During her evening visit to the Ames coffee shop to a crowd of roughly 50, Harris said the issue of gun control is not a “Democrat, Republican or Independent” issue.
“There’s some basic truths we have to face and one of them is: our children should not be living in fear,” Harris said. “It literally is affecting all of us. All of us.”
The former prosecutor said that if elected, on the grounds that if Congress does not enact major gun legislation — including universal background checks, closing the so-called boyfriend loophole, and repealing a law that prevents victims from holding gunmakers and firearms dealers liable for their losses — she would take executive action to do so in her first 100 days as president.
Sitting around 5 percent in polls both nationally and in Iowa, Harris trails former Vice President Joe Biden and Sens. Elizabeth Warren and Sanders, who have double-digit shares of the vote.

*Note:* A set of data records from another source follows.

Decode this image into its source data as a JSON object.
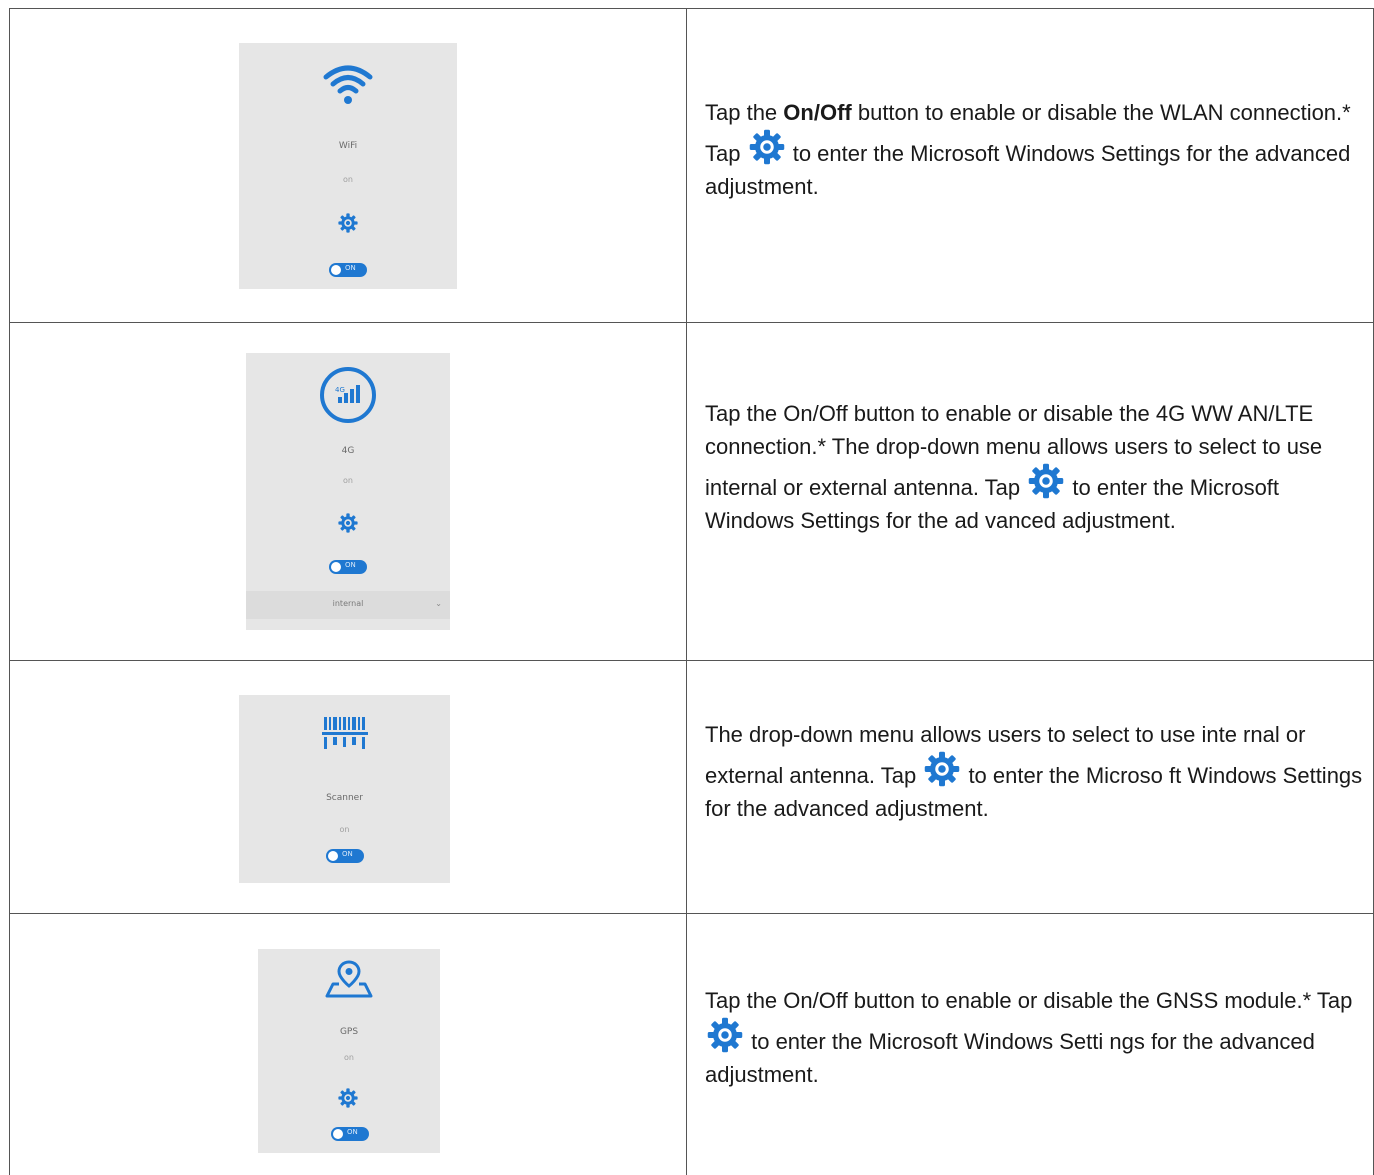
{
  "rows": [
    {
      "panel": {
        "name": "WiFi",
        "state": "on",
        "toggle": "ON"
      },
      "desc": {
        "p1": "Tap the ",
        "b1": "On",
        "p2": "/",
        "b2": "Off",
        "p3": " button to enable or disable the WLAN connection.* Tap ",
        "p4": " to enter the Microsoft Windows Settings for the advanced adjustment."
      }
    },
    {
      "panel": {
        "name": "4G",
        "state": "on",
        "toggle": "ON",
        "dropdown": "internal"
      },
      "desc": {
        "p1": "Tap the On/Off button to enable or disable the 4G WW AN/LTE connection.* The drop-down menu allows users to select to use internal or external antenna. Tap ",
        "p2": " to enter the Microsoft Windows Settings for the ad vanced adjustment."
      }
    },
    {
      "panel": {
        "name": "Scanner",
        "state": "on",
        "toggle": "ON"
      },
      "desc": {
        "p1": "The drop-down menu allows users to select to use inte rnal or external antenna. Tap ",
        "p2": " to enter the Microso ft Windows Settings for the advanced adjustment."
      }
    },
    {
      "panel": {
        "name": "GPS",
        "state": "on",
        "toggle": "ON"
      },
      "desc": {
        "p1": "Tap the On/Off button to enable or disable the GNSS module.* Tap ",
        "p2": " to enter the Microsoft Windows Setti ngs for the advanced adjustment."
      }
    }
  ],
  "colors": {
    "accent": "#1f78d1",
    "panel_bg": "#e6e6e6",
    "border": "#555555"
  },
  "icons": [
    "wifi-icon",
    "cellular-signal-icon",
    "barcode-icon",
    "location-map-icon",
    "gear-icon"
  ]
}
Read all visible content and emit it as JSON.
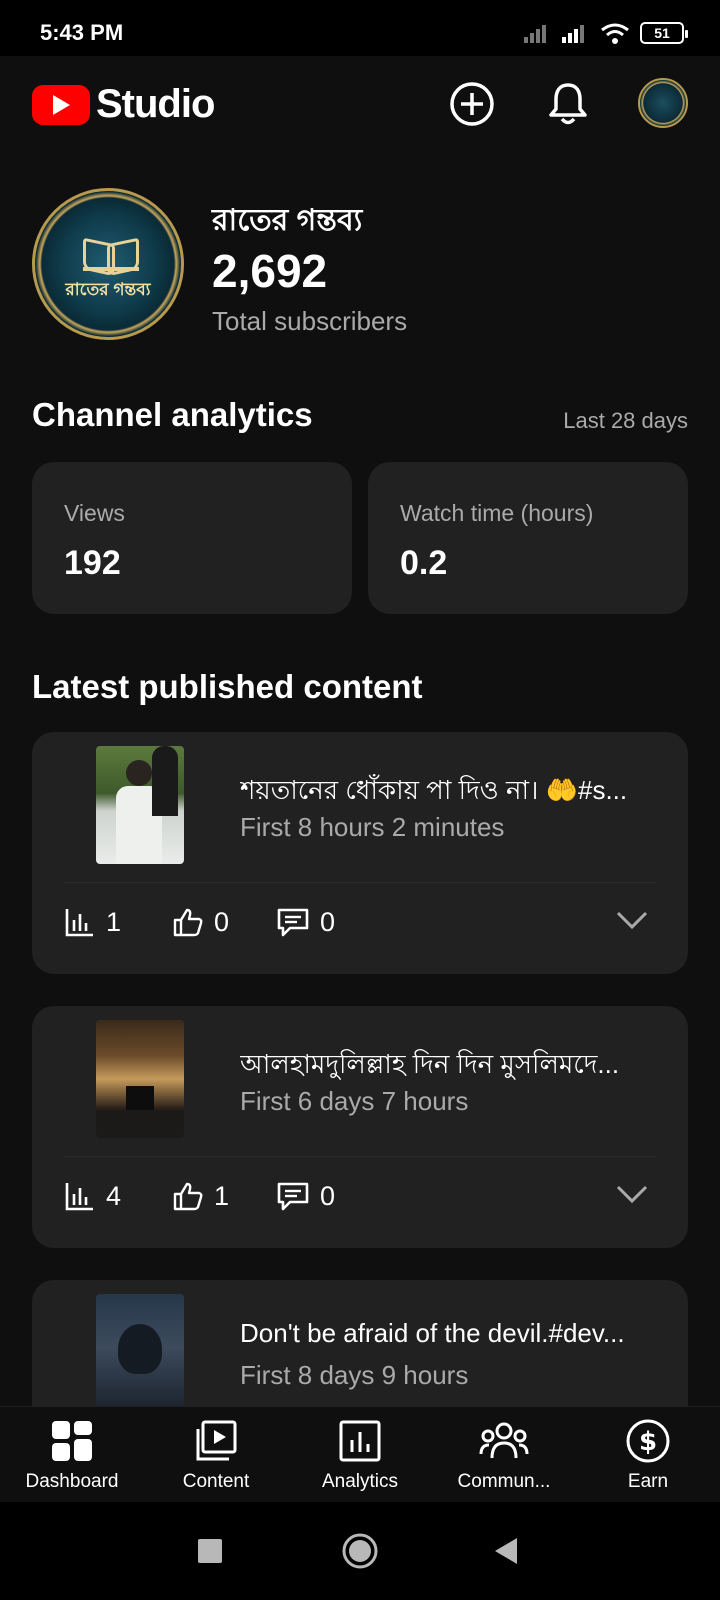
{
  "status_bar": {
    "time": "5:43 PM",
    "battery": "51"
  },
  "header": {
    "logo_text": "Studio"
  },
  "channel": {
    "avatar_text": "রাতের গন্তব্য",
    "name": "রাতের গন্তব্য",
    "subscribers": "2,692",
    "subscribers_label": "Total subscribers"
  },
  "analytics": {
    "title": "Channel analytics",
    "period": "Last 28 days",
    "stats": [
      {
        "label": "Views",
        "value": "192"
      },
      {
        "label": "Watch time (hours)",
        "value": "0.2"
      }
    ]
  },
  "latest": {
    "title": "Latest published content",
    "items": [
      {
        "title": "শয়তানের ধোঁকায় পা দিও না। 🤲#s...",
        "meta": "First 8 hours 2 minutes",
        "views": "1",
        "likes": "0",
        "comments": "0"
      },
      {
        "title": "আলহামদুলিল্লাহ দিন দিন মুসলিমদে...",
        "meta": "First 6 days 7 hours",
        "views": "4",
        "likes": "1",
        "comments": "0"
      },
      {
        "title": "Don't be afraid of the devil.#dev...",
        "meta": "First 8 days 9 hours",
        "views": "",
        "likes": "",
        "comments": ""
      }
    ]
  },
  "bottom_nav": {
    "items": [
      {
        "label": "Dashboard",
        "icon": "dashboard-icon"
      },
      {
        "label": "Content",
        "icon": "content-icon"
      },
      {
        "label": "Analytics",
        "icon": "analytics-icon"
      },
      {
        "label": "Commun...",
        "icon": "community-icon"
      },
      {
        "label": "Earn",
        "icon": "earn-icon"
      }
    ]
  },
  "colors": {
    "background": "#0f0f0f",
    "card": "#212121",
    "accent": "#ff0000",
    "muted_text": "#aaaaaa"
  }
}
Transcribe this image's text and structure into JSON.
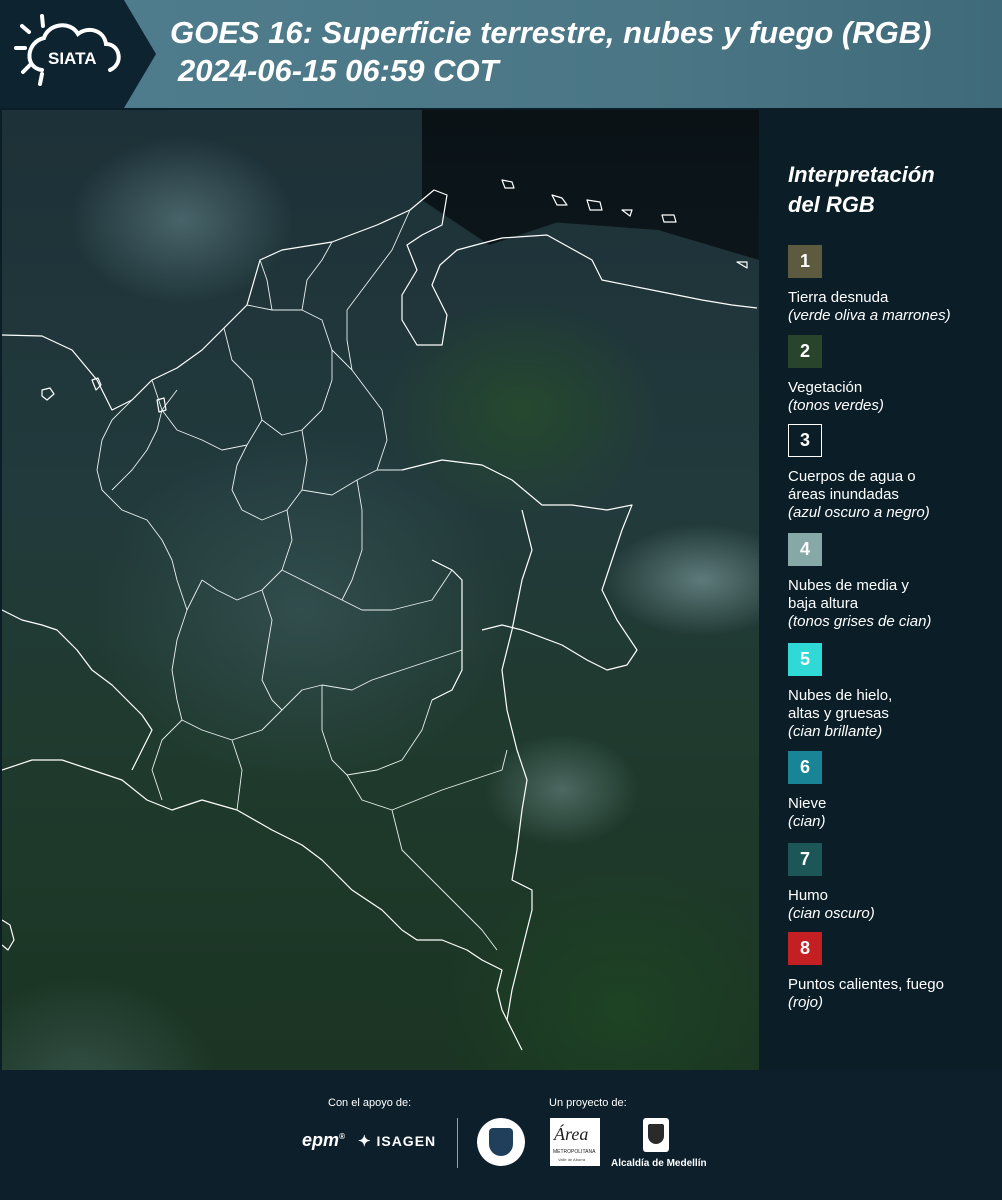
{
  "header": {
    "logo_text": "SIATA",
    "title_line1": "GOES 16: Superficie terrestre, nubes y fuego (RGB)",
    "title_line2": "2024-06-15 06:59 COT"
  },
  "legend": {
    "title_line1": "Interpretación",
    "title_line2": "del RGB",
    "items": [
      {
        "number": "1",
        "label": "Tierra desnuda",
        "sub": "(verde oliva a marrones)",
        "color": "#5c5b3f"
      },
      {
        "number": "2",
        "label": "Vegetación",
        "sub": "(tonos verdes)",
        "color": "#28442a"
      },
      {
        "number": "3",
        "label": "Cuerpos de agua o áreas inundadas",
        "sub": "(azul oscuro a negro)",
        "color": "#0b1e28"
      },
      {
        "number": "4",
        "label": "Nubes de media y baja altura",
        "sub": "(tonos grises de cian)",
        "color": "#86a8a6"
      },
      {
        "number": "5",
        "label": "Nubes de hielo, altas y gruesas",
        "sub": "(cian brillante)",
        "color": "#2fd9d6"
      },
      {
        "number": "6",
        "label": "Nieve",
        "sub": "(cian)",
        "color": "#1a8497"
      },
      {
        "number": "7",
        "label": "Humo",
        "sub": "(cian oscuro)",
        "color": "#1d5656"
      },
      {
        "number": "8",
        "label": "Puntos calientes, fuego",
        "sub": "(rojo)",
        "color": "#c42024"
      }
    ]
  },
  "footer": {
    "support_label": "Con el apoyo de:",
    "project_label": "Un proyecto de:",
    "sponsor_epm": "epm",
    "sponsor_isagen": "ISAGEN",
    "area_text": "METROPOLITANA",
    "area_sub": "Valle de Aburrá",
    "alcaldia": "Alcaldía de Medellín"
  }
}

Harris plans to campaign in Iowa for half the month of October, will double her campaign staff from 65 to 130 and add 10 field offices over the next month, in an effort to turn around her campaign — which saw a sharp rise in the polls following the first Democratic debate in July. Her poll numbers rose sharply after the debate but have since fallen off.
Harris said she is not swayed by her poll numbers, and touted her history of being counted out and then winning races.
“This is not a new conversation for me,” she said, “In fact, this is a conversation I have heard every single time I have — and here is the operative word — won.”
Harris said Iowa voters can help refute doubts surrounding about her campaign by supporting her in the caucuses.
“Iowans have the ability to show our country what can be, even if we’ve never seen it before. This is what you do,” Harris said. “This is what Iowa is.”
Harris kicked off the first leg of her tour on Sunday evening, speaking spoke to roughly 200 community members at Iowa State University’s Scheman Building, centering her message on unity.
“Overall, the greatest priority really is about unifying our country,” she said to reporters following the event. “It is clear to me that we have got to unify as a country around our common goals, our common dreams and the commonality between us.”
In regards to the upcoming election, she said, “justice is on the ballot,” before delving briefly into issues including climate change, poverty, gun control and immigration. She also commented on President Trump’s administration.
“Justice is on the ballot when we have a crook in the White House, and let’s be clear — the way I think about it, he’s just a walking indictment in a red tie,” she said.
During the question and answer portion of the event, Harris tackled issues ranging from immigration to international affairs.
She said, if elected, she plans to pass comprehensive immigration reform and a path to citizenship. Additionally, she is “prepared to take executive action to immediately reinstate the DACA protections for our dreamers and extend it to their parents.”
Looking for a candidate who can defeat Trump in the general election, Kat Wellman, a fellow Californian, asked Harris during the town hall whether she would, if elected, re-enter the Iran nuclear deal, which Trump unilaterally pulled out of in May 2018.
Harris said she would both re-enter the deal and seek to strengthen it — by extending the sunset provisions, including ballistic missile testing and increasing oversight — and focused on the importance of building international relationships by “keeping our word.”
“I was very impressed with her. I thought she gave an excellent speech, she gave a very detailed, responsive answer to my question,” Wellman said. “I’m pro-Israel, so I was I was very concerned and all about making sure we limit nuclear missiles in any country that could possibly destroy us all. I thought her answer was very good.”
Christian Dole, of Ames, said he was also most interested in hearing Harris’ stance on international relations. Though he has heard both Beto O’Rourke and Sen. Bernie Sanders speak at informational events earlier this year, it was his first time hearing Harris speak.
“I think she covered what I was listening to hear,” he said. “I am not American, so of course I was interested to hear what she would say about climate change and how she is going to handle working with allies.”